La mort de Mao, en 1976, et la fin de la Révolution Culturelle ont signé le déclin de la gloire de Dazhai. Le village fut taxé de «gauchiste», autant dire d'arriéré, dans une Chine en marche vers «l'économie de marché à caractéristiques chinoises», laissé pour compte dans «la politique de réformes et d'ouverture» lancée par Deng Xiaoping. Il fallut l'ambition de Guo Fenglian, secrétaire du parti local, femme d'affaires prospère et ancienne Femme de fer, pour remettre Dazhai sur les rails du succès dans les années 90. Le village lui doit sa reconversion à l'économie de marché socialiste et son classement en pôle touristique.
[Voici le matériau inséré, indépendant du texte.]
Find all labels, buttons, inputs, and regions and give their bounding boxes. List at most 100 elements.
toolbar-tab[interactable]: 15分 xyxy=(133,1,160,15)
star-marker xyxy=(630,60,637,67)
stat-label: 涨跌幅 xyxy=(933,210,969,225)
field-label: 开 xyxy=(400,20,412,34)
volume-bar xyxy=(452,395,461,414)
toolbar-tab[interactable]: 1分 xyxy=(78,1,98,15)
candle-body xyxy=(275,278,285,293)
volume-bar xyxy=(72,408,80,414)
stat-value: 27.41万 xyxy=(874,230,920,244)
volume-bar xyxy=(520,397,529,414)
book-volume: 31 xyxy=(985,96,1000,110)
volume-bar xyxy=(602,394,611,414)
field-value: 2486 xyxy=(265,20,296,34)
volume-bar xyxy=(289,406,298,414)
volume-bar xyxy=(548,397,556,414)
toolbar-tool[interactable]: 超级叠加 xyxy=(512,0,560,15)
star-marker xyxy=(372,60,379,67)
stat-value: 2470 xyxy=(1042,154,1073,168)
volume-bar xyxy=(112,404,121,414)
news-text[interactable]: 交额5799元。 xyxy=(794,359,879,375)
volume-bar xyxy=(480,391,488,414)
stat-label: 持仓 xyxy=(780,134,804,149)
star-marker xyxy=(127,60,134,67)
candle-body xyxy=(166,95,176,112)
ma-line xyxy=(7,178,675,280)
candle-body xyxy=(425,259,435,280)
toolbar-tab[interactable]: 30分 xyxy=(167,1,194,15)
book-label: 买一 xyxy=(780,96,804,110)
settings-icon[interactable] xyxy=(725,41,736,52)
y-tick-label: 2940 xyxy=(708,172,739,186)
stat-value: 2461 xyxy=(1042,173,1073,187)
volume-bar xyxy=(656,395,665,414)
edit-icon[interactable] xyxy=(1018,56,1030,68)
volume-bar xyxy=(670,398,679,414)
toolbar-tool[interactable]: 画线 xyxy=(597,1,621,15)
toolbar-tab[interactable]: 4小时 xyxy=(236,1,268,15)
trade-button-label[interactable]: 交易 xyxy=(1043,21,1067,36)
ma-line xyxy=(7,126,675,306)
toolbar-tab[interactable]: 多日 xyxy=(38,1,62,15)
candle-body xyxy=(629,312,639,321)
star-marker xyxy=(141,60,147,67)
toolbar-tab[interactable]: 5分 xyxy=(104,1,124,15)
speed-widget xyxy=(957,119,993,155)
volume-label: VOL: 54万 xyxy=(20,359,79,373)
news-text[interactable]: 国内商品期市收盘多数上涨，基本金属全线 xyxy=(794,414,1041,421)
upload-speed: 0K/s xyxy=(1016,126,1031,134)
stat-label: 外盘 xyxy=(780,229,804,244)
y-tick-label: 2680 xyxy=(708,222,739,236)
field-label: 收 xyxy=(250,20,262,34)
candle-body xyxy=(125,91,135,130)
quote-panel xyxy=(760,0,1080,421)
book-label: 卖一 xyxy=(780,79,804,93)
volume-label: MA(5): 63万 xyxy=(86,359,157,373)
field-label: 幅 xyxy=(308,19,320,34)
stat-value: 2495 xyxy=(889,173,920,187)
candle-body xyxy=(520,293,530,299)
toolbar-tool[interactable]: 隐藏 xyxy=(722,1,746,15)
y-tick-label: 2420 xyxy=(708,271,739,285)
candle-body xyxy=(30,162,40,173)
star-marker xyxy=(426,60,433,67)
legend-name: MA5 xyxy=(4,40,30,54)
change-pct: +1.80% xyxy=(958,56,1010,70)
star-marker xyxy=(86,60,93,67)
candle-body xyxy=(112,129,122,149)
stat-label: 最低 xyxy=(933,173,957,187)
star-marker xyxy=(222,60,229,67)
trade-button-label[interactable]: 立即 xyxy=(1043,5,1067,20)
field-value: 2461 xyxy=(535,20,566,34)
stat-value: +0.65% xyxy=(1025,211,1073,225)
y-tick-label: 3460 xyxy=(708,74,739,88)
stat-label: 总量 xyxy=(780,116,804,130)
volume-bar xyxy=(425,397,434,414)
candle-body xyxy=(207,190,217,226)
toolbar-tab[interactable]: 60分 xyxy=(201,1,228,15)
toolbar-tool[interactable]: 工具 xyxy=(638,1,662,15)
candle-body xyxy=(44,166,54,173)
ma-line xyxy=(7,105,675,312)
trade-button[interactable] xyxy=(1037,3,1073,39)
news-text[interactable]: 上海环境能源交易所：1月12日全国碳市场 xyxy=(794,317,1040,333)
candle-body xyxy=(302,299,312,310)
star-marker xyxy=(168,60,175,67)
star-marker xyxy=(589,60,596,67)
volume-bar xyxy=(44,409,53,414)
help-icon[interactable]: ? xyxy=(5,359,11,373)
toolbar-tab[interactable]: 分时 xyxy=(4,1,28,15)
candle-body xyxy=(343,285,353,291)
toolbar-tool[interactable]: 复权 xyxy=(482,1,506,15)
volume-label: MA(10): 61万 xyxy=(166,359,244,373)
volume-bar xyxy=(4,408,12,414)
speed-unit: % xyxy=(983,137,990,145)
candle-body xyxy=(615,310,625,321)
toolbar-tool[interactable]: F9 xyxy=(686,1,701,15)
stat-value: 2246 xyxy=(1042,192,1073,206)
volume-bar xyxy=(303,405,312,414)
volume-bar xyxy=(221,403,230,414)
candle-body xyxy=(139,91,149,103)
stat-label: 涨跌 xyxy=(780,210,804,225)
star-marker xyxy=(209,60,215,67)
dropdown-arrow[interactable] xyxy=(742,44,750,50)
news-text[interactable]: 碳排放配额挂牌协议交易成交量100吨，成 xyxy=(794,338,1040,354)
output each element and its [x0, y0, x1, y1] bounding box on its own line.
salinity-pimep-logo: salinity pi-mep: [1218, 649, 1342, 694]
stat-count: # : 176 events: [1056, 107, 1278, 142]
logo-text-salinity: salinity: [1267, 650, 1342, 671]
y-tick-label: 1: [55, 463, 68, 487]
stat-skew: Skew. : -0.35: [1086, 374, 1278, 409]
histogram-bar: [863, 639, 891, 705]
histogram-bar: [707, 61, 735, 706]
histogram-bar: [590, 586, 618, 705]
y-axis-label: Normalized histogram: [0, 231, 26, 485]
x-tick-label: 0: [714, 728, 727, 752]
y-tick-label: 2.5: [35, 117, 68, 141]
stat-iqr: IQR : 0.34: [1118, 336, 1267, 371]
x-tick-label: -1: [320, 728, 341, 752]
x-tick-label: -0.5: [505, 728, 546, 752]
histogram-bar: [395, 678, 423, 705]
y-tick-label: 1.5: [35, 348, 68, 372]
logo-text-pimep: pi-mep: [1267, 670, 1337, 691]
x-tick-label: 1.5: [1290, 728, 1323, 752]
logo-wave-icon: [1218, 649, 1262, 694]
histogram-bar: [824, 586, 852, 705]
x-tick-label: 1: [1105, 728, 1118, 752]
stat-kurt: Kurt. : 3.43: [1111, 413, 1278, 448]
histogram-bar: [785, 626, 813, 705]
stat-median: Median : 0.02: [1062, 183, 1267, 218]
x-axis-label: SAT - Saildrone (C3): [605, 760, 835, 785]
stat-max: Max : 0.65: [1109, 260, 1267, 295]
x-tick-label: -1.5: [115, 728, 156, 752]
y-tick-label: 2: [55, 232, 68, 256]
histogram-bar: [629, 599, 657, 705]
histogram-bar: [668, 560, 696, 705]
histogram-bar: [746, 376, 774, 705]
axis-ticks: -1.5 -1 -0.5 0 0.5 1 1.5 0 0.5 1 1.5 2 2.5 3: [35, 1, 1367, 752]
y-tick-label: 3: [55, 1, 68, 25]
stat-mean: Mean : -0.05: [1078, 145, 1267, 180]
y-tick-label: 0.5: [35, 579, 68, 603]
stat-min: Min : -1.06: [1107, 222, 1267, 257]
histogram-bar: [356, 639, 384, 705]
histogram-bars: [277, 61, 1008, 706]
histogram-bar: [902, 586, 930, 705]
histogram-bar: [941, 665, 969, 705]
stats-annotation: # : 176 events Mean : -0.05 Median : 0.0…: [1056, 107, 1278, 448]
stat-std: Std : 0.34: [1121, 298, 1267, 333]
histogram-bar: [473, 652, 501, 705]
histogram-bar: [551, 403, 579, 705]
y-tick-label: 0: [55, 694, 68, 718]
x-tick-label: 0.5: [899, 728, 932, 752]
Les terrasses de maïs ont été «rendues à la forêt», comme explique la responsable du comité de village, et les réservoirs hydrauliques performants transformés en mares à nénuphars. Aujourd'hui, il n'y a presque plus de paysans. Les héros vieillissants et leurs enfants vivent du tourisme rouge. A l'entrée du village, un discours gravé sur un mur résume soixante ans de communisme à travers «le peuple de Dazhai», qui a toujours «écouté les paroles des dirigeants» et s'est «dirigé vers la victoire». Et n'a jamais compté que sur «ses propres forces», du temps de l'Orient rouge comme celui de l'économie de marché.